The NBA recently released its Top 75 players of all-time list, featuring some of the most well-known and respected names in the sport’s history along with a host of relatively unknown players from bygone eras.
Recently, ESPN ranked all 76 of the players included on the team.
Bringing up the rear on ESPN’s list is former Boston Celtics and Washington Capitols guard Bill Sharman, Bob Cousy’s former backcourt mate.
Sharman averaged 17.8 points, 3.9 rebounds and 3.0 assists per game over his 11-year NBA career, and he’s also known for hitting a legendary shot that would make even the great Stephen Curry blush.
The shot happened over the course of the 1957 NBA All-Star Game, during which Sharman took the ball along the far baseline and dribbled toward the sideline with mere seconds left on the clock.
Sharman is shown in the video below lining up for the heave, baseball-style, from an impossibly long distance.
According to the YouTube channel Wilt Chamberlain Archive, which posted the video and has over 67,000 subscribers, the shot from Sharman stands as the longest in NBA All-Star Game history.
A Wikipedia entry cited from Basketball-Reference.com and The Official NBA Basketball Encyclopedia said that Sharman’s famous shot occurred at the end of the first half with the West leading 43-39 at the time.
Sharman had reportedly been in the process of attempting to pass the ball to Cousy when he was forced to let the shot fly, to the delight of Eastern Conference and Celtics fans watching at the time.
Other famous players in the game including Paul Arizin of the Philadelphia Warriors, future Celtics announcer Tom Heinsohn of the Boston Celtics, and forward/center Bob Pettit of the St. Louis Hawks.
While Sharman has caught a lot of flack on social media in recent weeks from social media users who never saw him play (and have had him randomly added to their fictional Instagram teams by a random team generation app), his highlights showcasing a crafty shooting guard capable of making big plays.

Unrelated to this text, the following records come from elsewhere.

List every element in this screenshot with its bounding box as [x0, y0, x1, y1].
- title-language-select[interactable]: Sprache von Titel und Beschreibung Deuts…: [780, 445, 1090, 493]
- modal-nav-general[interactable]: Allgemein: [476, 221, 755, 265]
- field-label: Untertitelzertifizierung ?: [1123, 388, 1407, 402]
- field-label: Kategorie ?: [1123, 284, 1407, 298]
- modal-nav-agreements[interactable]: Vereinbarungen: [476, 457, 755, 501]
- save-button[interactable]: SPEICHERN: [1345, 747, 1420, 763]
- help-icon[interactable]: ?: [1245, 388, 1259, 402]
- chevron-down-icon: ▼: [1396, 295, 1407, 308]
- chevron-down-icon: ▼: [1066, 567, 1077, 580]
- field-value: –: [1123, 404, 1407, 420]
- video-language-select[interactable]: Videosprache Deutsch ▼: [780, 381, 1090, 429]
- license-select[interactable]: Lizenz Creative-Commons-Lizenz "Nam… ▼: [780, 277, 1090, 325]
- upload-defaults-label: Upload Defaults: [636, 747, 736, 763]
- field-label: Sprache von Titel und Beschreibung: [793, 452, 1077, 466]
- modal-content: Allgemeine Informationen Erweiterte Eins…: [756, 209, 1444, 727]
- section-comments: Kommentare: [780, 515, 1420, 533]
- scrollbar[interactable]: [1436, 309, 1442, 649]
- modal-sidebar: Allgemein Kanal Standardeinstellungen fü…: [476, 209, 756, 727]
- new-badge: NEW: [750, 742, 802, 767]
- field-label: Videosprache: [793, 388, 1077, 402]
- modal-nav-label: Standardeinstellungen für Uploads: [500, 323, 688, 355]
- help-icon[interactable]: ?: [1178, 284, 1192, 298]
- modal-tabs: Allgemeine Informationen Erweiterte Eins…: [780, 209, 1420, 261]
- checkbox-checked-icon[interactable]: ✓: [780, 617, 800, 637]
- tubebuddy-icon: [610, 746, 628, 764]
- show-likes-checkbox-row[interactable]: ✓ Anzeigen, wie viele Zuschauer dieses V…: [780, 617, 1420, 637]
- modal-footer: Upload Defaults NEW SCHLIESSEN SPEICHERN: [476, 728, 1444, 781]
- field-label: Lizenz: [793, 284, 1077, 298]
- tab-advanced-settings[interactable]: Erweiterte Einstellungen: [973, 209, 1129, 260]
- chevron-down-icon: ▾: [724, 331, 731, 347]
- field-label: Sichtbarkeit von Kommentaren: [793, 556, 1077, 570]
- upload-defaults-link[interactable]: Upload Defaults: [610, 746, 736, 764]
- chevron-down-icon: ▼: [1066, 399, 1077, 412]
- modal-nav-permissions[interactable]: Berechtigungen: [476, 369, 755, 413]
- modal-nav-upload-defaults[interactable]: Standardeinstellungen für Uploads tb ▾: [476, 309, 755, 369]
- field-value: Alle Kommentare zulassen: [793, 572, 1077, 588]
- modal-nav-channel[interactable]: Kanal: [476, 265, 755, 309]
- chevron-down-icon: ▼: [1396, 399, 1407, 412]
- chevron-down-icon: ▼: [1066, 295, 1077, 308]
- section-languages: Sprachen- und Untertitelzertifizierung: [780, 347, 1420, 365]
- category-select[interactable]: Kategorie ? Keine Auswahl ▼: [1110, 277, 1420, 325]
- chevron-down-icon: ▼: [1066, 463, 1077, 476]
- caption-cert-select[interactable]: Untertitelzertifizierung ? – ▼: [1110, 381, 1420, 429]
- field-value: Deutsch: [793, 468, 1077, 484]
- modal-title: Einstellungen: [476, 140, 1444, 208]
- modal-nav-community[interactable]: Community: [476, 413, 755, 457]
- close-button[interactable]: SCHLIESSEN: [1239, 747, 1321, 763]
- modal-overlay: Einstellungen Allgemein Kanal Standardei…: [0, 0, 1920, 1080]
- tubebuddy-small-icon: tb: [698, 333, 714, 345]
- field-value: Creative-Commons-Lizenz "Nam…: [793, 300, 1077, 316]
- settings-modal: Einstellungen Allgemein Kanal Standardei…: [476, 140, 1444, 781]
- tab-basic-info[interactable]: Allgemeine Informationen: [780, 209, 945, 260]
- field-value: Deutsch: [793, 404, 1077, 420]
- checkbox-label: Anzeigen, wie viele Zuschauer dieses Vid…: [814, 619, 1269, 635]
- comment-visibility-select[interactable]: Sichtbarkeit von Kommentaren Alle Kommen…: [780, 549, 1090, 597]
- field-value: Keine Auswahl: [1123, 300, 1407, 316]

Through it all, Sharman has remained a pioneer of the game and one of its most memorable figures among dedicated basketball fans.
He won titles in the ABL, ABA and NBA while introducing the now-standard shootaround for the first time as a coach.
Sharman passed away at age 87 in 2013, but left behind a legacy that has been immortalized as a two-time Hall-of-Fame inductee and, most recently, an NBA All-Time Team honoree.
Congrats on the honor, Bill, and thanks for your contributions to the game.